Net income grew by 90.7 percent to €19.3 million at Johnson Outdoors for the financial year ended Sept. 27, mainly due to a lower tax rate. The gross margin went up by 0.3 percentage points to 40.1 percent. The operating margin improved by 0.8 percentage points to 6.0 percent for the year, close to the target set by the management in its three-year recovery plan, although the previous year had seen the benefit of a favorable $3.5 million legal settlement.
For the fourth quarter, Johnson reported a slightly higher net loss of $3.5 million, compared to one year ago, on 3 percent higher revenues of $77.3 million. The gross margin fell to 37.3 percent and the operating loss increased to $4.7 million from $3.1 million.
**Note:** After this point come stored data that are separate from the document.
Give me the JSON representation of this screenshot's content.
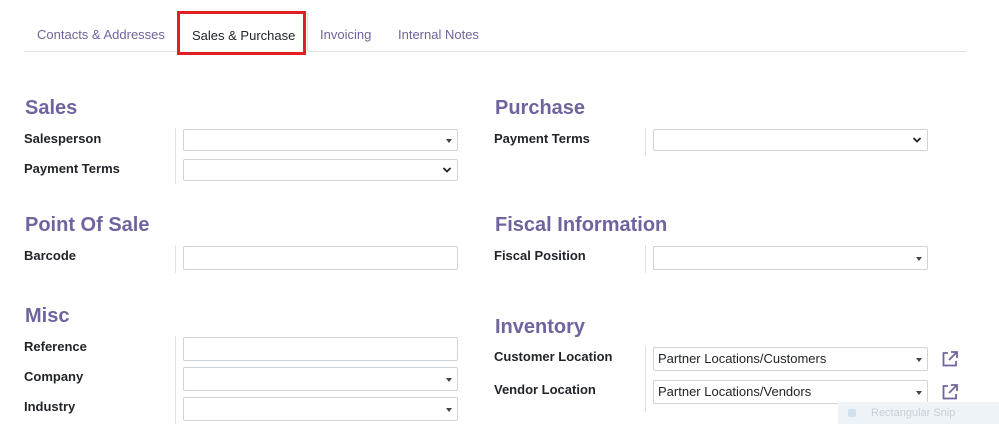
{
  "tabs": [
    {
      "label": "Contacts & Addresses",
      "active": false
    },
    {
      "label": "Sales & Purchase",
      "active": true
    },
    {
      "label": "Invoicing",
      "active": false
    },
    {
      "label": "Internal Notes",
      "active": false
    }
  ],
  "sales": {
    "title": "Sales",
    "salesperson_label": "Salesperson",
    "salesperson_value": "",
    "payment_terms_label": "Payment Terms",
    "payment_terms_value": ""
  },
  "purchase": {
    "title": "Purchase",
    "payment_terms_label": "Payment Terms",
    "payment_terms_value": ""
  },
  "point_of_sale": {
    "title": "Point Of Sale",
    "barcode_label": "Barcode",
    "barcode_value": ""
  },
  "fiscal": {
    "title": "Fiscal Information",
    "fiscal_position_label": "Fiscal Position",
    "fiscal_position_value": ""
  },
  "misc": {
    "title": "Misc",
    "reference_label": "Reference",
    "reference_value": "",
    "company_label": "Company",
    "company_value": "",
    "industry_label": "Industry",
    "industry_value": ""
  },
  "inventory": {
    "title": "Inventory",
    "customer_location_label": "Customer Location",
    "customer_location_value": "Partner Locations/Customers",
    "vendor_location_label": "Vendor Location",
    "vendor_location_value": "Partner Locations/Vendors"
  },
  "overlay": {
    "snip_label": "Rectangular Snip"
  },
  "colors": {
    "accent": "#71639e",
    "highlight": "#e11f26",
    "border": "#ced4da"
  }
}
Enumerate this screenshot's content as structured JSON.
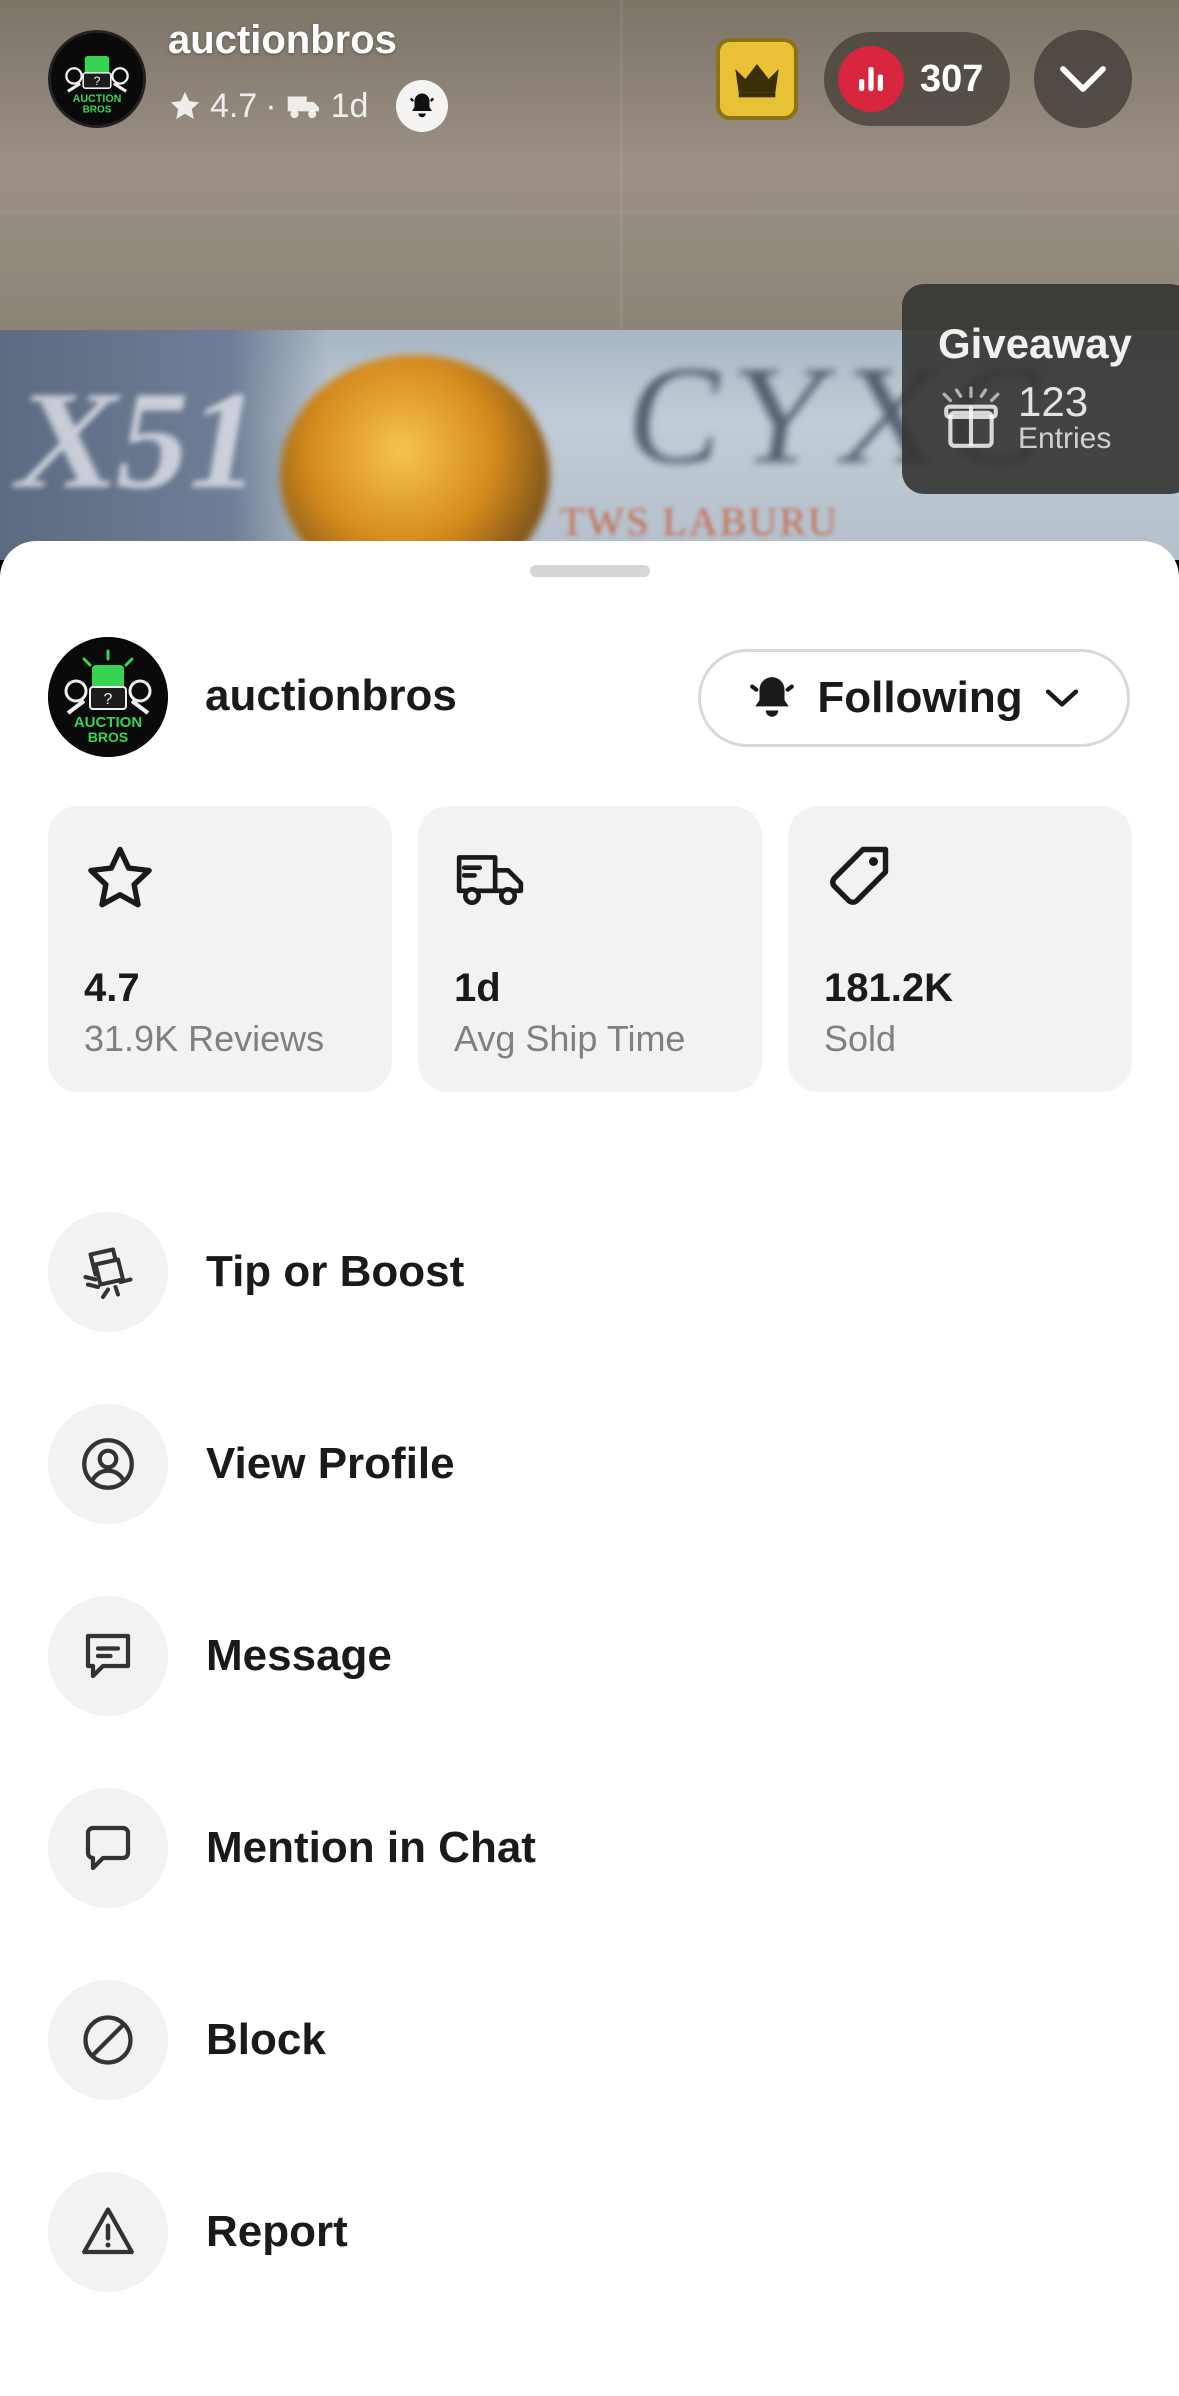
{
  "stream": {
    "host_name": "auctionbros",
    "host_rating": "4.7",
    "host_ship_time": "1d",
    "viewer_count": "307",
    "giveaway": {
      "title": "Giveaway",
      "entries_count": "123",
      "entries_label": "Entries"
    },
    "background_text": {
      "left": "X51",
      "right": "CYXC",
      "bottom": "TWS LABURU"
    }
  },
  "avatar": {
    "brand_line1": "AUCTION",
    "brand_line2": "BROS",
    "mark": "?"
  },
  "sheet": {
    "seller_name": "auctionbros",
    "follow_label": "Following",
    "stats": [
      {
        "icon": "star-icon",
        "value": "4.7",
        "label": "31.9K Reviews"
      },
      {
        "icon": "truck-icon",
        "value": "1d",
        "label": "Avg Ship Time"
      },
      {
        "icon": "tag-icon",
        "value": "181.2K",
        "label": "Sold"
      }
    ],
    "actions": [
      {
        "icon": "tip-boost-icon",
        "label": "Tip or Boost"
      },
      {
        "icon": "profile-icon",
        "label": "View Profile"
      },
      {
        "icon": "message-icon",
        "label": "Message"
      },
      {
        "icon": "chat-bubble-icon",
        "label": "Mention in Chat"
      },
      {
        "icon": "block-icon",
        "label": "Block"
      },
      {
        "icon": "warning-icon",
        "label": "Report"
      }
    ]
  },
  "colors": {
    "accent_live": "#d7263d",
    "crown_gold": "#e8c234",
    "avatar_green": "#39d353",
    "sheet_card_bg": "#f2f2f2",
    "text_primary": "#1a1a1a",
    "text_secondary": "#808080"
  }
}
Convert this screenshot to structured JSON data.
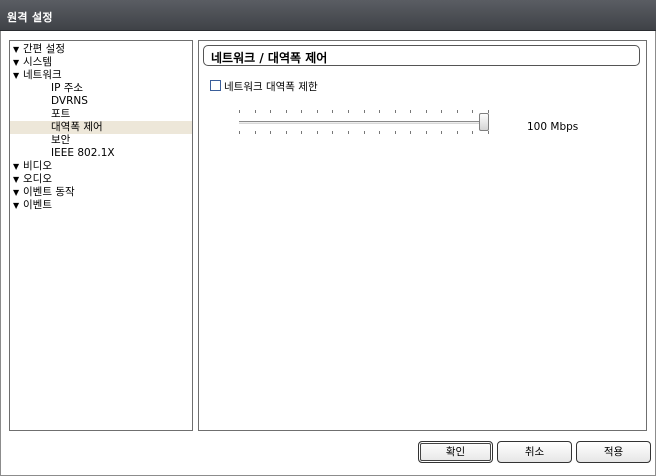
{
  "window": {
    "title": "원격 설정"
  },
  "tree": {
    "items": [
      {
        "label": "간편 설정",
        "expandable": true,
        "level": 0
      },
      {
        "label": "시스템",
        "expandable": true,
        "level": 0
      },
      {
        "label": "네트워크",
        "expandable": true,
        "level": 0
      },
      {
        "label": "IP 주소",
        "expandable": false,
        "level": 1
      },
      {
        "label": "DVRNS",
        "expandable": false,
        "level": 1
      },
      {
        "label": "포트",
        "expandable": false,
        "level": 1
      },
      {
        "label": "대역폭 제어",
        "expandable": false,
        "level": 1,
        "selected": true
      },
      {
        "label": "보안",
        "expandable": false,
        "level": 1
      },
      {
        "label": "IEEE 802.1X",
        "expandable": false,
        "level": 1
      },
      {
        "label": "비디오",
        "expandable": true,
        "level": 0
      },
      {
        "label": "오디오",
        "expandable": true,
        "level": 0
      },
      {
        "label": "이벤트 동작",
        "expandable": true,
        "level": 0
      },
      {
        "label": "이벤트",
        "expandable": true,
        "level": 0
      }
    ],
    "arrow_glyph": "▼"
  },
  "content": {
    "header": "네트워크 / 대역폭 제어",
    "limit_checkbox": {
      "label": "네트워크 대역폭 제한",
      "checked": false
    },
    "bandwidth_slider": {
      "value_label": "100 Mbps",
      "level": 1.0,
      "tick_count": 17
    }
  },
  "buttons": {
    "ok": "확인",
    "cancel": "취소",
    "apply": "적용"
  },
  "colors": {
    "titlebar": "#4a4d52",
    "selected_item": "#ede7d9",
    "checkbox_border": "#3a5e9a"
  }
}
The group's total sales grew by 3.4 percent to $426.5 million for the year. They rose by 25.2 percent to $44.2 million in outdoor and by 7.1 percent to $147.7 million in marine electronics, but fell by 3.9 percent to $84.5 million in diving and by 12.6 percent to $50.9 million in the watercraft division.
Sales of outdoor gear benefitted from a positive contribution of $10.7 million for the year from the Jetboil operation, which was acquired by Johnson in November 2012. It offset a decline in government tent sales. The segment's operating margin went down by 3.07 percentage points to 4.93 percent, however.
The diving segment had a slightly lower operating margin of 6.73 percent. Sales were affected by continued weakness in Europe and in other key markets, where it was largely weather-related.
Operating losses grew by a factor of five to $2.1 million in the watercraft segment, where sales suffered in part from the closure of a European subsidiary of the group. However, the management was quite bullish about the sales prospects for the new award-winning fishing kayak, the Old Town Predator. It features a removable seat for larger people who want to sit or stand up.